While both of these headwinds are appreciable, neither is a threat to Pinterest’s long-term growth prospects.
For example, the drop in Pinterest’s MAU rate from 478 million in March 2021 to 433 million in March 2022 could be explained by increased vaccination rates against COVID-19. With life returning to normal semblance, people don’t spend much time on the internet anymore. But if you ignore the initial emergence of MAU and the subsequent decline during the pandemic and broaden the user growth lens to include the past five years, you will see a consistent upward trend in monthly active users.

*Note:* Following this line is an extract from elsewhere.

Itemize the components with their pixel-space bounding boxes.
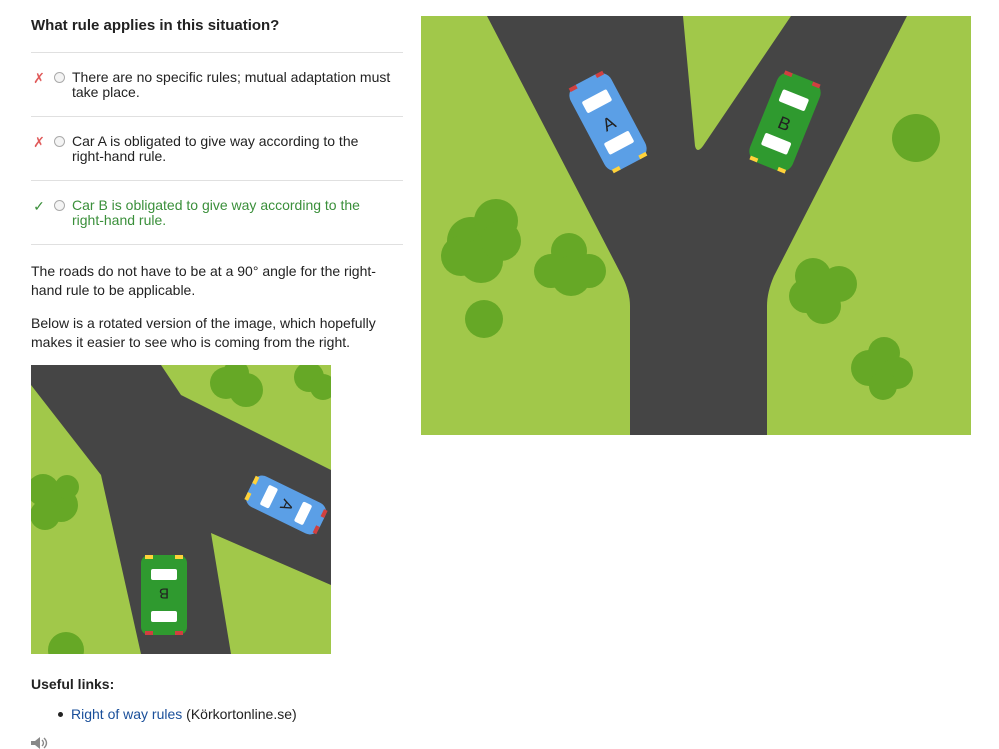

What is much more important from an investment perspective than the sheer number of active users on the platform is Pinterest’s ability to monetize its existing users. In this regard, there were no problems. Despite the 9% decline in average monthly rates year-over-year, global average revenue per user (ARPU) jumped 28% year-over-year in the first quarter. What this ARPU number shows is that advertisers are willing to pay to reach Pinterest’s growing shopper base.
Another thing to keep in mind about Pinterest is its unique operating model. while appleiOS privacy changes affecting data tracking have Wall Street worried about ad-reliant social media companies, and Pinterest appears virtually immune to this privacy shift. That’s because it doesn’t have to rely on “likes” to help advertisers target users. The whole premise of the Pinterest platform is to get its users to willingly share the things, places, and services they love. This allows merchants to accurately target users with their products and services.
What investors get with Pinterest is a company capable of 20% sustainable annual revenue growth that can be bought at about 18 times Wall Street’s 2023 earnings forecast. It’s a bargain for a company that should be somewhat immune to headwinds affecting media stocks. social.